The great twelfth century Jewish scholar and philosopher Maimonides marvelled at this mysterious providence, recognising that the Gentile Christian church was the means that the God of Israel has used to spread the knowledge of himself to the entire world:

‘All these matters which refer to Jesus of Nazareth . . . only served to make the way free for the King Messiah and to prepare the whole world for the worship of God with a united heart. . . . In this way the messianic hope, the Torah, and the commandments have become a widespread heritage of faith — among the inhabitants of the far islands and among many nations, uncircumcised in heart and flesh.’ (quoted by Pinchas Lapide, The Resurrection of Jesus: A Jewish Perspective [London, SPCK, 1984], pp. 142-143).

We Gentiles shouldn’t become proud, thinking we are the source of our knowledge of God and of the Messiah. Paul tells us in Romans, the message was to the Jew first, then also to the Greek (Romans 1:16). The Jewish root supports the Gentile branches (Romans 11:18). As Edith Schaeffer used to say, ‘Christianity is Jewish.’

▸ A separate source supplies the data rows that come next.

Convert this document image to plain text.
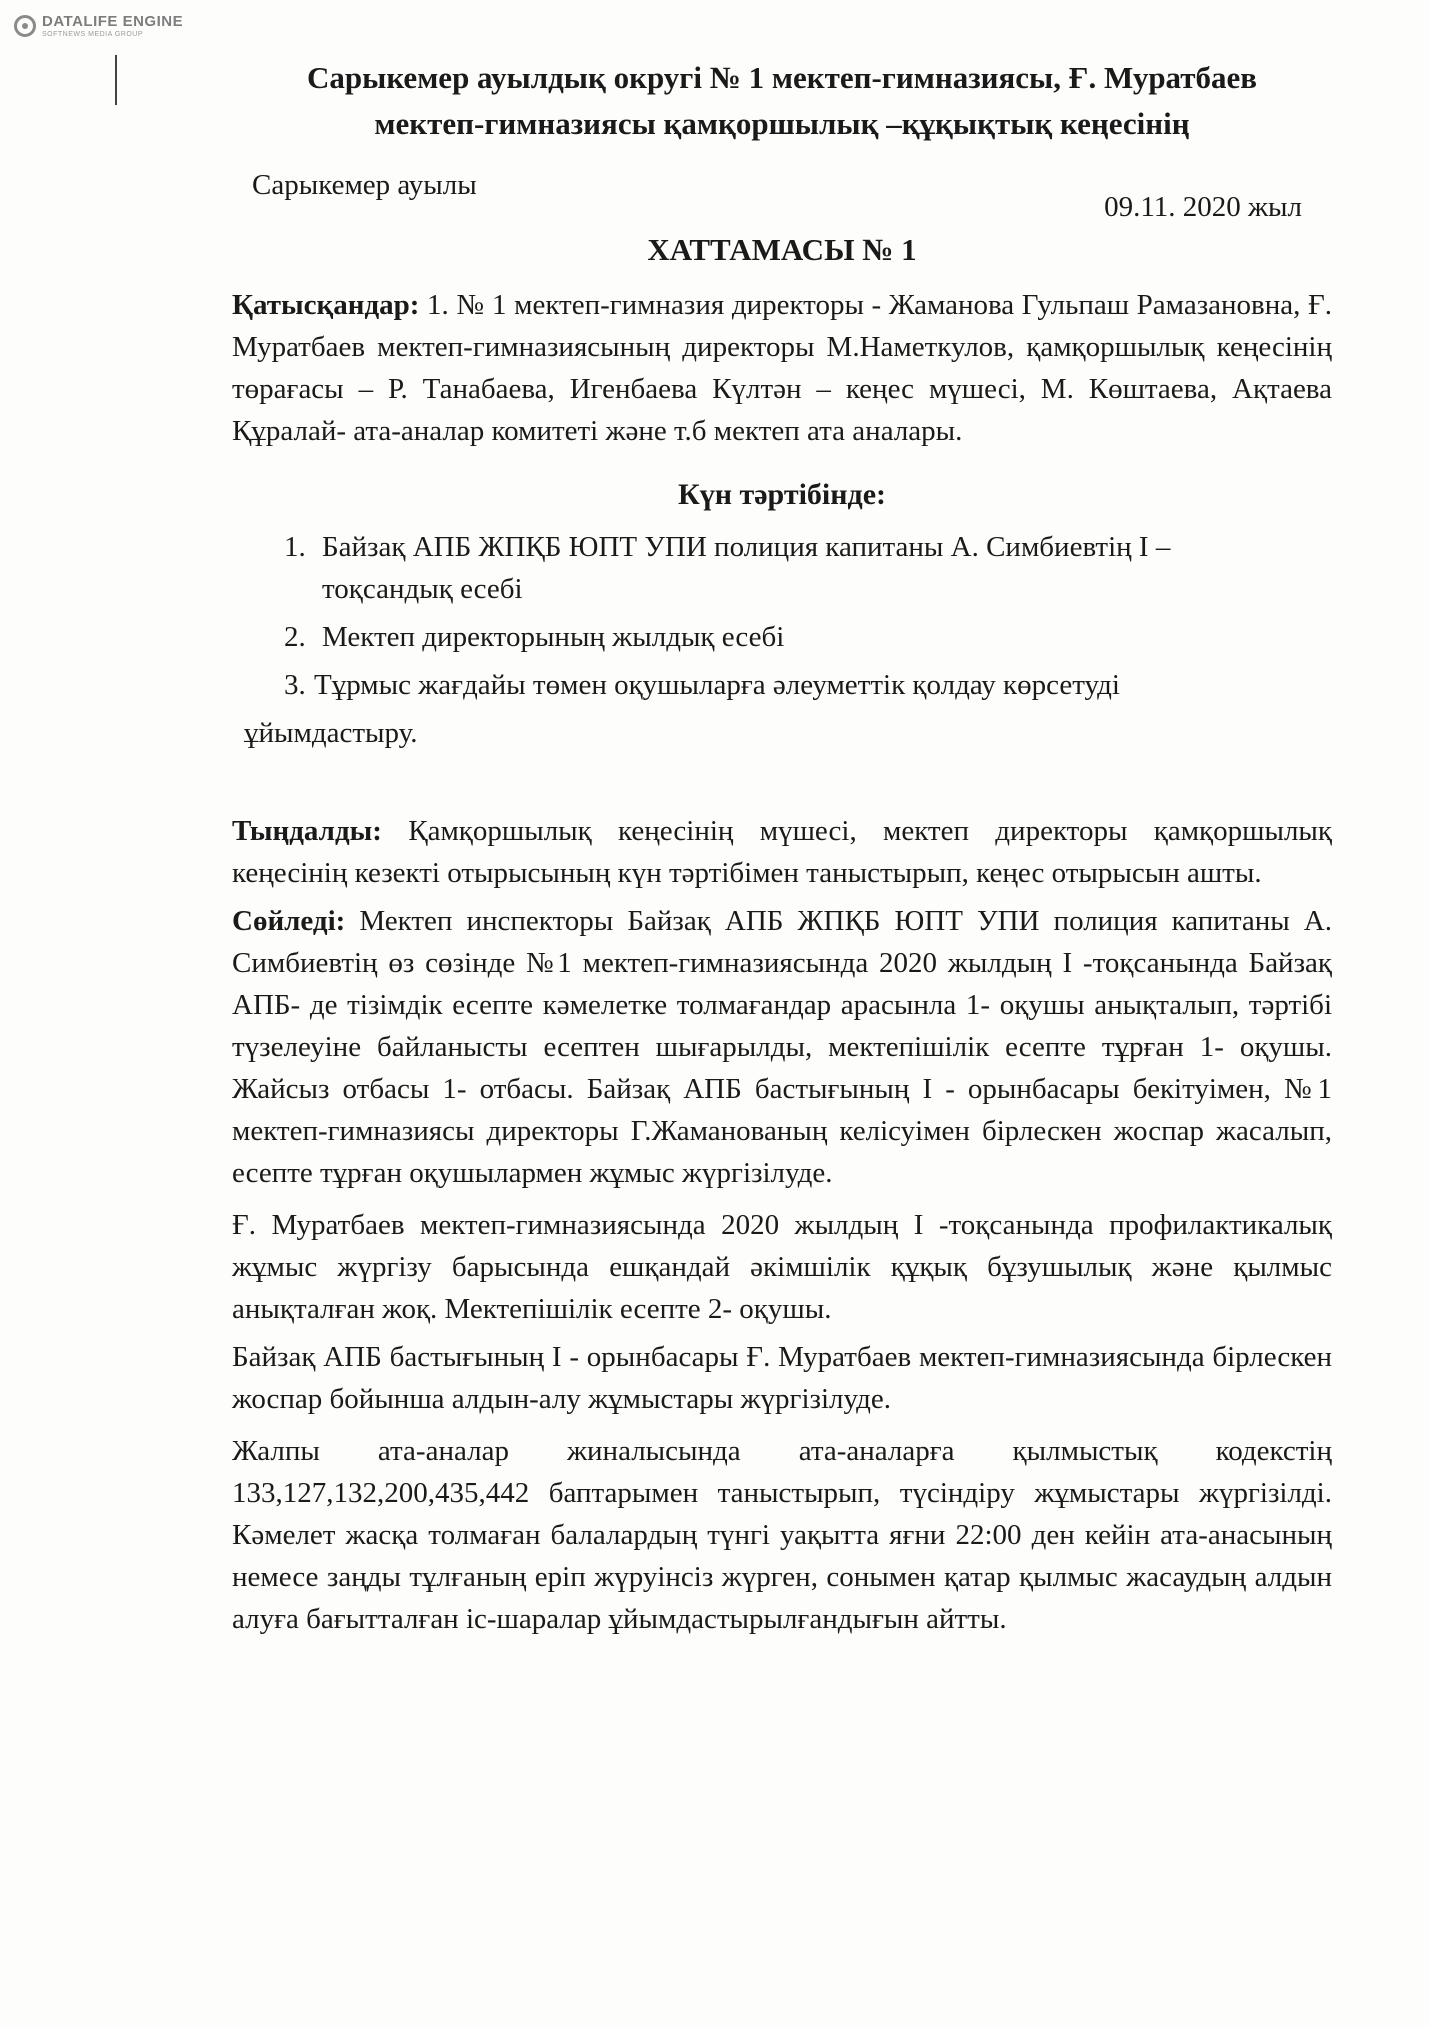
DATALIFE ENGINE
SOFTNEWS MEDIA GROUP
Сарыкемер ауылдық округі № 1 мектеп-гимназиясы, Ғ. Муратбаев
мектеп-гимназиясы қамқоршылық –құқықтық кеңесінің
Сарыкемер ауылы
09.11. 2020 жыл
ХАТТАМАСЫ № 1

Қатысқандар: 1. № 1 мектеп-гимназия директоры - Жаманова Гульпаш Рамазановна, Ғ. Муратбаев мектеп-гимназиясының директоры М.Наметкулов, қамқоршылық кеңесінің төрағасы – Р. Танабаева, Игенбаева Күлтән – кеңес мүшесі, М. Көштаева, Ақтаева Құралай- ата-аналар комитеті және т.б мектеп ата аналары.

Күн тәртібінде:
1. Байзақ АПБ ЖПҚБ ЮПТ УПИ полиция капитаны А. Симбиевтің І –
тоқсандық есебі
2. Мектеп директорының жылдық есебі
3. Тұрмыс жағдайы төмен оқушыларға әлеуметтік қолдау көрсетуді
ұйымдастыру.

Тыңдалды: Қамқоршылық кеңесінің мүшесі, мектеп директоры қамқоршылық кеңесінің кезекті отырысының күн тәртібімен таныстырып, кеңес отырысын ашты.

Сөйледі: Мектеп инспекторы Байзақ АПБ ЖПҚБ ЮПТ УПИ полиция капитаны А. Симбиевтің өз сөзінде №1 мектеп-гимназиясында 2020 жылдың І -тоқсанында Байзақ АПБ- де тізімдік есепте кәмелетке толмағандар арасынла 1- оқушы анықталып, тәртібі түзелеуіне байланысты есептен шығарылды, мектепішілік есепте тұрған 1- оқушы. Жайсыз отбасы 1- отбасы. Байзақ АПБ бастығының І - орынбасары бекітуімен, №1 мектеп-гимназиясы директоры Г.Жаманованың келісуімен бірлескен жоспар жасалып, есепте тұрған оқушылармен жұмыс жүргізілуде.

Ғ. Муратбаев мектеп-гимназиясында 2020 жылдың І -тоқсанында профилактикалық жұмыс жүргізу барысында ешқандай әкімшілік құқық бұзушылық және қылмыс анықталған жоқ. Мектепішілік есепте 2- оқушы.

Байзақ АПБ бастығының І - орынбасары Ғ. Муратбаев мектеп-гимназиясында бірлескен жоспар бойынша алдын-алу жұмыстары жүргізілуде.

Жалпы ата-аналар жиналысында ата-аналарға қылмыстық кодекстің 133,127,132,200,435,442 баптарымен таныстырып, түсіндіру жұмыстары жүргізілді. Кәмелет жасқа толмаған балалардың түнгі уақытта яғни 22:00 ден кейін ата-анасының немесе заңды тұлғаның еріп жүруінсіз жүрген, сонымен қатар қылмыс жасаудың алдын алуға бағытталған іс-шаралар ұйымдастырылғандығын айтты.
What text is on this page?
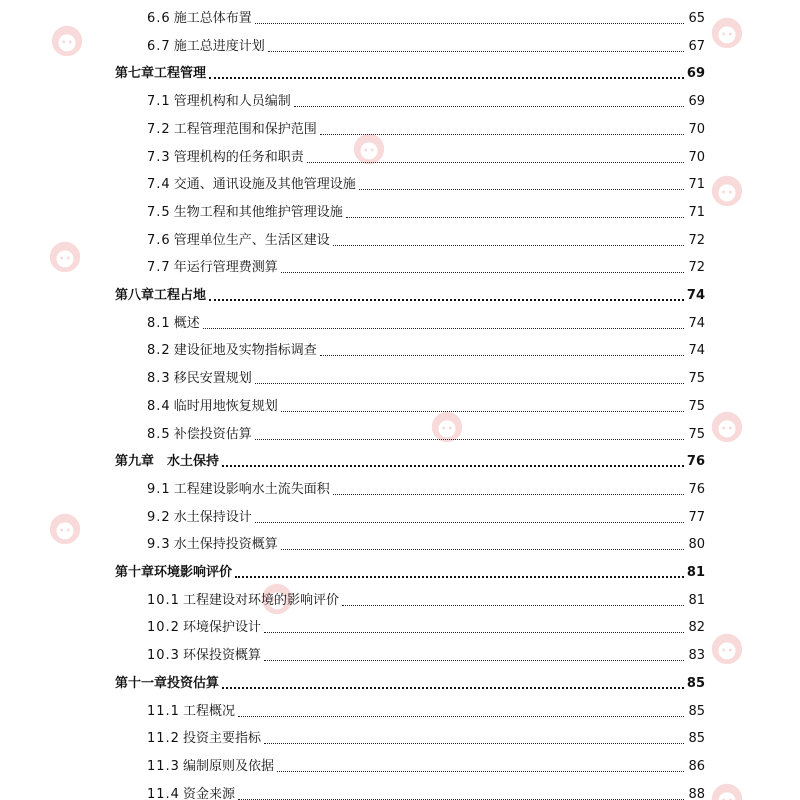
6.6 施工总体布置	65
6.7 施工总进度计划	67
第七章工程管理	69
7.1 管理机构和人员编制	69
7.2 工程管理范围和保护范围	70
7.3 管理机构的任务和职责	70
7.4 交通、通讯设施及其他管理设施	71
7.5 生物工程和其他维护管理设施	71
7.6 管理单位生产、生活区建设	72
7.7 年运行管理费测算	72
第八章工程占地	74
8.1 概述	74
8.2 建设征地及实物指标调查	74
8.3 移民安置规划	75
8.4 临时用地恢复规划	75
8.5 补偿投资估算	75
第九章　水土保持	76
9.1 工程建设影响水土流失面积	76
9.2 水土保持设计	77
9.3 水土保持投资概算	80
第十章环境影响评价	81
10.1 工程建设对环境的影响评价	81
10.2 环境保护设计	82
10.3 环保投资概算	83
第十一章投资估算	85
11.1 工程概况	85
11.2 投资主要指标	85
11.3 编制原则及依据	86
11.4 资金来源	88
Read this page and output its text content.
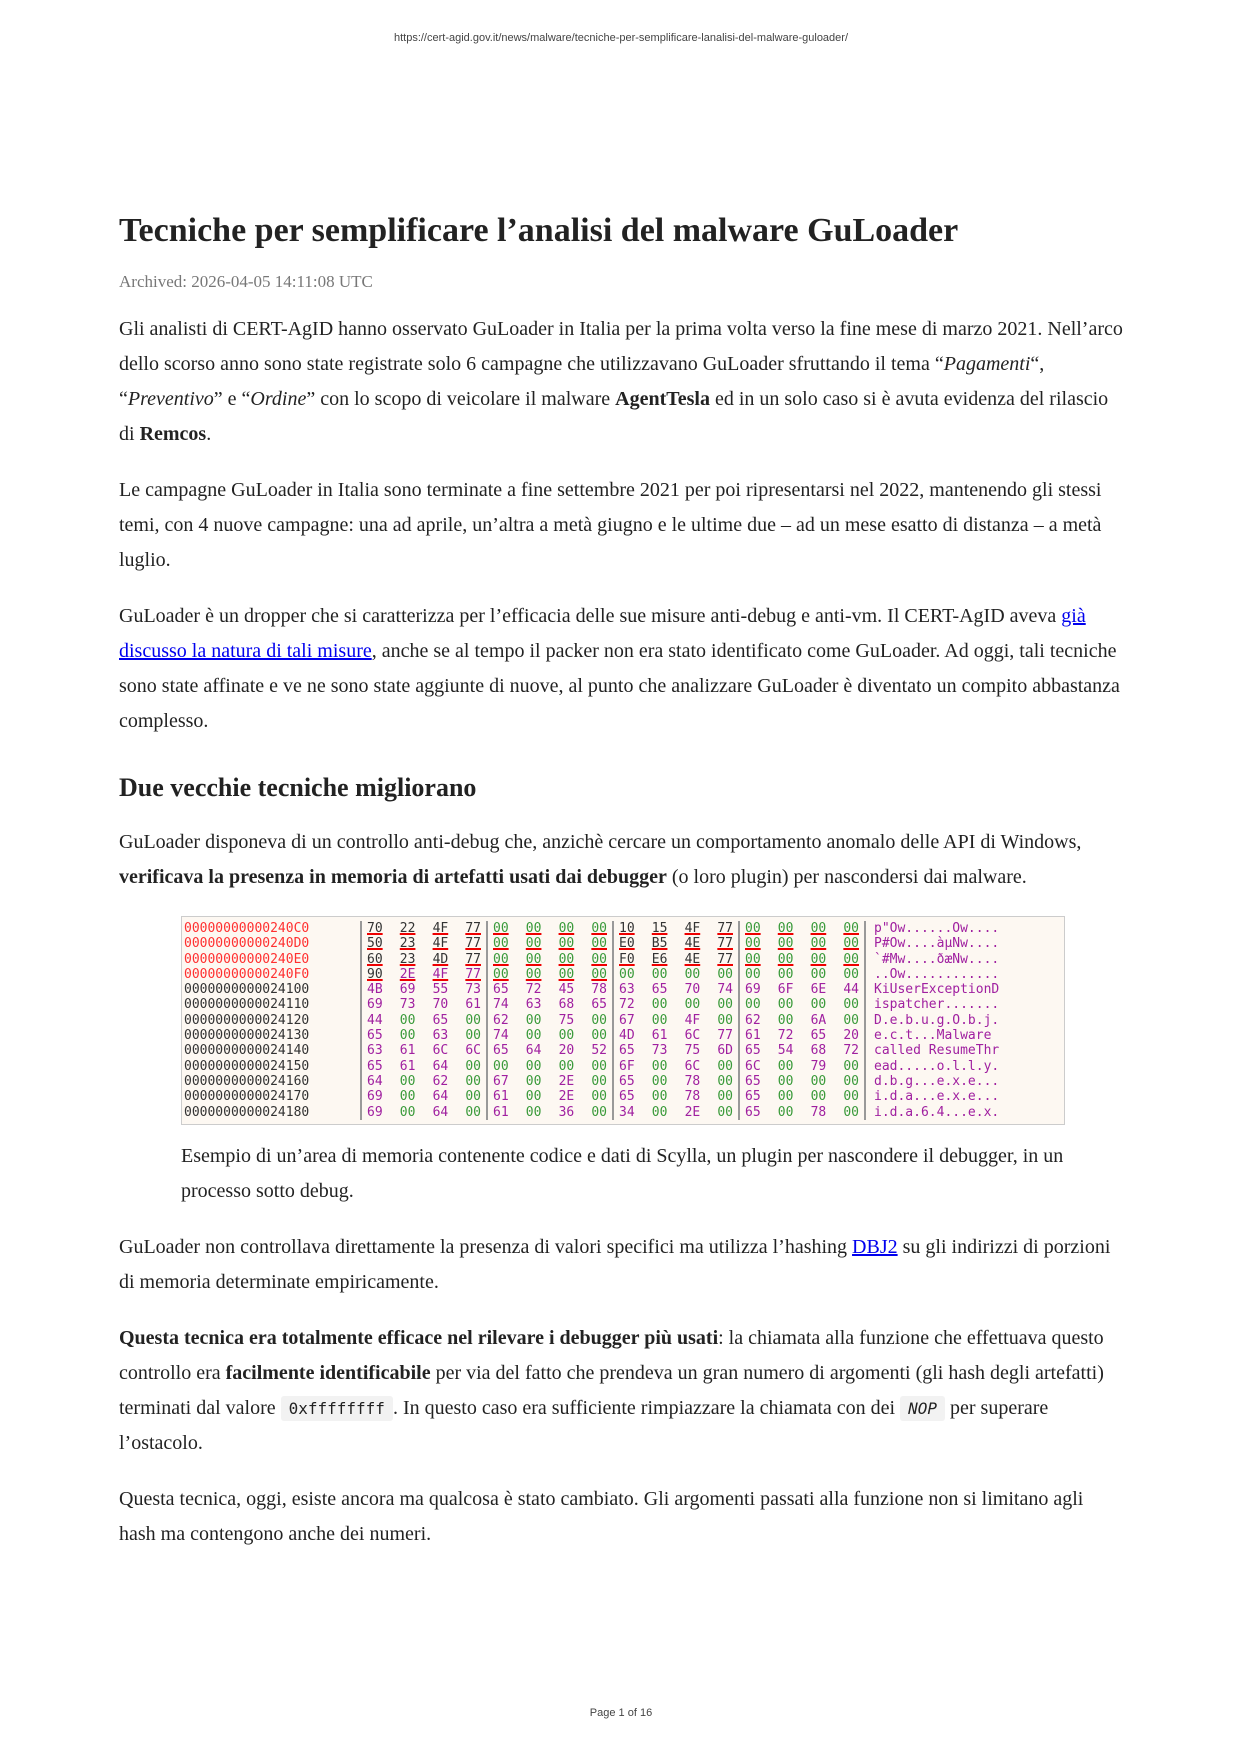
https://cert-agid.gov.it/news/malware/tecniche-per-semplificare-lanalisi-del-malware-guloader/
Tecniche per semplificare l’analisi del malware GuLoader
Archived: 2026-04-05 14:11:08 UTC

Gli analisti di CERT-AgID hanno osservato GuLoader in Italia per la prima volta verso la fine mese di marzo 2021. Nell’arco dello scorso anno sono state registrate solo 6 campagne che utilizzavano GuLoader sfruttando il tema “Pagamenti“, “Preventivo” e “Ordine” con lo scopo di veicolare il malware AgentTesla ed in un solo caso si è avuta evidenza del rilascio di Remcos.

Le campagne GuLoader in Italia sono terminate a fine settembre 2021 per poi ripresentarsi nel 2022, mantenendo gli stessi temi, con 4 nuove campagne: una ad aprile, un’altra a metà giugno e le ultime due – ad un mese esatto di distanza – a metà luglio.

GuLoader è un dropper che si caratterizza per l’efficacia delle sue misure anti-debug e anti-vm. Il CERT-AgID aveva già discusso la natura di tali misure, anche se al tempo il packer non era stato identificato come GuLoader. Ad oggi, tali tecniche sono state affinate e ve ne sono state aggiunte di nuove, al punto che analizzare GuLoader è diventato un compito abbastanza complesso.

Due vecchie tecniche migliorano

GuLoader disponeva di un controllo anti-debug che, anzichè cercare un comportamento anomalo delle API di Windows, verificava la presenza in memoria di artefatti usati dai debugger (o loro plugin) per nascondersi dai malware.

00000000000240C0	70 22 4F 77 00 00 00 00 10 15 4F 77 00 00 00 00	p"Ow......Ow....
00000000000240D0	50 23 4F 77 00 00 00 00 E0 B5 4E 77 00 00 00 00	P#Ow....àµNw....
00000000000240E0	60 23 4D 77 00 00 00 00 F0 E6 4E 77 00 00 00 00	`#Mw....ðæNw....
00000000000240F0	90 2E 4F 77 00 00 00 00 00 00 00 00 00 00 00 00	..Ow............
0000000000024100	4B 69 55 73 65 72 45 78 63 65 70 74 69 6F 6E 44	KiUserExceptionD
0000000000024110	69 73 70 61 74 63 68 65 72 00 00 00 00 00 00 00	ispatcher.......
0000000000024120	44 00 65 00 62 00 75 00 67 00 4F 00 62 00 6A 00	D.e.b.u.g.O.b.j.
0000000000024130	65 00 63 00 74 00 00 00 4D 61 6C 77 61 72 65 20	e.c.t...Malware
0000000000024140	63 61 6C 6C 65 64 20 52 65 73 75 6D 65 54 68 72	called ResumeThr
0000000000024150	65 61 64 00 00 00 00 00 6F 00 6C 00 6C 00 79 00	ead.....o.l.l.y.
0000000000024160	64 00 62 00 67 00 2E 00 65 00 78 00 65 00 00 00	d.b.g...e.x.e...
0000000000024170	69 00 64 00 61 00 2E 00 65 00 78 00 65 00 00 00	i.d.a...e.x.e...
0000000000024180	69 00 64 00 61 00 36 00 34 00 2E 00 65 00 78 00	i.d.a.6.4...e.x.
Esempio di un’area di memoria contenente codice e dati di Scylla, un plugin per nascondere il debugger, in un processo sotto debug.

GuLoader non controllava direttamente la presenza di valori specifici ma utilizza l’hashing DBJ2 su gli indirizzi di porzioni di memoria determinate empiricamente.

Questa tecnica era totalmente efficace nel rilevare i debugger più usati: la chiamata alla funzione che effettuava questo controllo era facilmente identificabile per via del fatto che prendeva un gran numero di argomenti (gli hash degli artefatti) terminati dal valore 0xffffffff . In questo caso era sufficiente rimpiazzare la chiamata con dei NOP per superare l’ostacolo.

Questa tecnica, oggi, esiste ancora ma qualcosa è stato cambiato. Gli argomenti passati alla funzione non si limitano agli hash ma contengono anche dei numeri.

Page 1 of 16
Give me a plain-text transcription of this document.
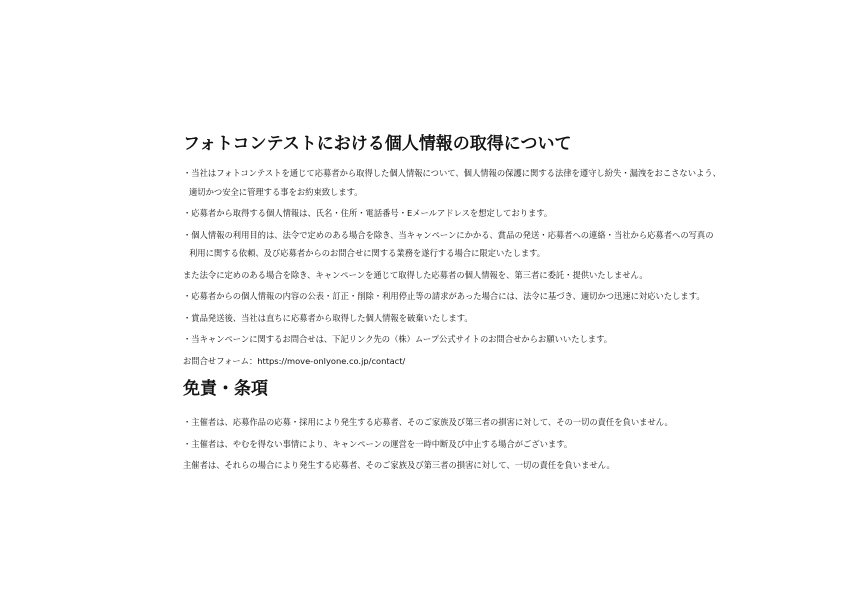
フォトコンテストにおける個人情報の取得について
・当社はフォトコンテストを通じて応募者から取得した個人情報について、個人情報の保護に関する法律を遵守し紛失・漏洩をおこさないよう、
適切かつ安全に管理する事をお約束致します。
・応募者から取得する個人情報は、氏名・住所・電話番号・Eメールアドレスを想定しております。
・個人情報の利用目的は、法令で定めのある場合を除き、当キャンペーンにかかる、賞品の発送・応募者への連絡・当社から応募者への写真の
利用に関する依頼、及び応募者からのお問合せに関する業務を遂行する場合に限定いたします。
また法令に定めのある場合を除き、キャンペーンを通じて取得した応募者の個人情報を、第三者に委託・提供いたしません。
・応募者からの個人情報の内容の公表・訂正・削除・利用停止等の請求があった場合には、法令に基づき、適切かつ迅速に対応いたします。
・賞品発送後、当社は直ちに応募者から取得した個人情報を破棄いたします。
・当キャンペーンに関するお問合せは、下記リンク先の（株）ムープ公式サイトのお問合せからお願いいたします。
お問合せフォーム：https://move-onlyone.co.jp/contact/
免責・条項
・主催者は、応募作品の応募・採用により発生する応募者、そのご家族及び第三者の損害に対して、その一切の責任を負いません。
・主催者は、やむを得ない事情により、キャンペーンの運営を一時中断及び中止する場合がございます。
主催者は、それらの場合により発生する応募者、そのご家族及び第三者の損害に対して、一切の責任を負いません。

We Gentiles have a unique opportunity today to participate in God’s regathering of the Jewish people to their land, as a prelude to their return to their Lord. This in turn will lead to the return of Jesus. We mustn’t miss God’s time of opportunity to participate in what he is doing to prepare the world for Jesus’ return. Let us be doers of the prophetic word, not hearers only.

In the mid-eighties I was praying for world mission and revival with a group of pastors in Christchurch, New Zealand. The perennial question came up, ‘Why don’t we see the revival we have longed and prayed for? Why does revival tarry?’

While we were praying about this, I had a vision. I saw a large spoked cartwheel, with many people straining to turn it. Then I saw why the wheel would not turn, because it was rusted to the axle. I realised that God was showing me that revival among the Gentile nations is dependent on the conversion of the Jews. The wheel of revival in the Gentile nations cannot move until the hub of the Jewish people begins to turn freely around their Messiah Jesus.

‘Replacement theology’ is the term given to the widespread view that the Christian church has replaced Israel in God’s purposes. But the Bible teaches that the Jews have a continued place in God’s purposes. Paul foresees their ultimate conversion, an event which in turn will trigger a future worldwide revival so great that Paul likens it to a resurrection and calls it ‘life from the dead’ (Romans 11:26, 15).

As Robert Leighton, saintly Archbishop of Glasgow in the seventeenth century said, ‘They forget a main point of the Church’s glory, who pray not daily for the conversion of the Jews.’ (Quoted by Iain Murray, The Puritan Hope [Edinburgh, Banner of Truth Trust, 1971], p. 75.)